"In questi anni Roma è molto cambiata. Io ricordo i vicoli di Trastevere con le vecchiette sulle porte di casa a filare, a parlare e scherzare, i profumi, gli odori, le insegne dei negozietti, tutto molto vero. Ora ci sono queste insegne luminose eccessive… Di notte, uscendo dal locale, torno verso casa facendo la strada che sale al Gianicolo, che roba!, monumenti e strade con Belli, Trilussa, Garibaldi…Le stelle sono sempre belle, ma si stava meglio prima per tante cose".
(Lando Fiorini)


1971, F.Fiorentini - R.Grano, Ed. Di Lazzaro/Portovenere

 

Lando Fiorini nell'immagine di copertina dell'album "Io e... Roma"

 

 

Nel maggio 1971 uno sceneggiato con Ugo Pagliai e Carla Gravina incatena gli italiani davanti alla televisione: si tratta di 'Il segno del comando', vicenda misteriosa con sapienti tocchi di occulto, sullo sfondo di una Roma presentata in una insolita veste "magica", nella quale passato e presente si accavallano.

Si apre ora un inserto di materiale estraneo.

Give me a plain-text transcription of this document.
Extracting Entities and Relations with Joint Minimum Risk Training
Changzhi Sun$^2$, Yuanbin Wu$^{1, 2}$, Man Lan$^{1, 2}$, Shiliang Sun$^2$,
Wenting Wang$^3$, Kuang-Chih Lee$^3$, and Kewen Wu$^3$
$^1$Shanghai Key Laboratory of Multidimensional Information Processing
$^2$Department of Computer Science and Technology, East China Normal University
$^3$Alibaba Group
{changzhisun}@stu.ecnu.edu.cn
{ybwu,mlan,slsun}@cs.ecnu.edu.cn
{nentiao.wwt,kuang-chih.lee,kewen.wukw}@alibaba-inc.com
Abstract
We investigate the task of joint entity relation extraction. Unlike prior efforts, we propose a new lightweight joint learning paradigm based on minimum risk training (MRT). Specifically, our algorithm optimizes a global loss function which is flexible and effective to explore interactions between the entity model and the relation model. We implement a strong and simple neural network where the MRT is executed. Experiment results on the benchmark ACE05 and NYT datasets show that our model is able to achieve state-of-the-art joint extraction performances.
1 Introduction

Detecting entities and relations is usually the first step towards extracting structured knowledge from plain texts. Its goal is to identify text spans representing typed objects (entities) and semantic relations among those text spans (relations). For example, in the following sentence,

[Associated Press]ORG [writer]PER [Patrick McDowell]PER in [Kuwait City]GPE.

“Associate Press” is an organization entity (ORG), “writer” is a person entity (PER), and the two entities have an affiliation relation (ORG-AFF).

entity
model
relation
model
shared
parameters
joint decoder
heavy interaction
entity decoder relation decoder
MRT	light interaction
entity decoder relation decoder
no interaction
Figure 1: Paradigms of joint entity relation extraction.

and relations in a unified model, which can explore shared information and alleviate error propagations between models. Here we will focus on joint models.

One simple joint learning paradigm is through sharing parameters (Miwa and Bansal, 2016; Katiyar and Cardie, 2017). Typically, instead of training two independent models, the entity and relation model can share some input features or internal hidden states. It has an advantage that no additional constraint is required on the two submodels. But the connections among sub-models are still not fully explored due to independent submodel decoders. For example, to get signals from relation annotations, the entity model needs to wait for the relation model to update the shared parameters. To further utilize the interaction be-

Sigla finale del programma, alle cui cinque puntate domenicali assiste una media di 15 milioni di spettatori, è una canzone che alleggerisce la sinistra tensione del racconto, con un romanesco che ribadisce il ruolo di protagonista che la "Città eterna" svolge nella trama. Pagliai ha recentemente ricordato che "i fan organizzavano pellegrinaggi nei luoghi dove fu girata la serie: via Margutta, Trastevere, Trinità de' Monti, i vicoli dietro Botteghe Oscure, le catacombe di piazza Sonnino che non conosce nessuno. Daniele D'Anza, l'autore, aveva fotografato anche una Roma inedita. Ma fu l'insieme di tante cose a funzionare, compresa la musica di Romolo Grano: 'Cento campane', la sigla se la ricordano tutti, divenne popolarissima".

La canzone veniva interpretata da Nico dei Gabbiani, cantante noto per l'exploit di 'Parole' (in testa alla hit-parade nel 1967). Ma ad imporla come un piccolo classico fu Lando Fiorini, diversi mesi dopo. Ricorda il cantante e attore romano: "Alla fine della trasmissione la cantava Nico dei Gabbiani, e sul momento - con tutto il rispetto per Nico, per carità - non riscosse un successo travolgente. Io la incisi poco dopo lo sceneggiato, in uno dei miei dischi. Ma fu quando la proposi a Canzonissima del 1973 che la feci davvero mia. Fu in quella occasione che la gente cominciò ad associare questo brano, che già aveva nelle orecchie grazie allo sceneggiato, a me come interprete". A riprova di quanto afferma Fiorini, basti pensare che recentemente la casa discografica Ricordi ha pubblicato una compilation intitolata "Tele Ricordi", con le più popolari sigle televisive degli anni '60 e '70; a fianco delle versioni originali del 'Tuca tuca' e 'Sandokan', c'è una "intrusa": la versione - non originale - di 'Cento campane', proposta appunto nella più celebre interpretazione di Fiorini. Il quale commenta: "Probabilmente per interpretare questo tipo di canzone risulto più credibile di Nico, che mi pare non sia romano. Ogni volta che incontro gli autori del pezzo, mi dicono: ma perché non abbiamo pensato subito a te, avremmo avuto subito un successo enorme… Ed io devo dire che oltre ad essere uno dei brani che la gente mi chiede di più, è una delle canzoni che più mi piacciono: il testo è molto carino, perché dice delle cose vere, ovvero che la verità fa male. E poi la musica è molto bella perché è una melodia romana ma italianizzata, cosa che succede anche per altri brani immortali, come 'Roma nun fa la stupida stasera', ed altre canzoni che riescono ad essere popolari pur uscendo dai canoni, ad esempio, dello stornello. E', come dire, romana col frac!".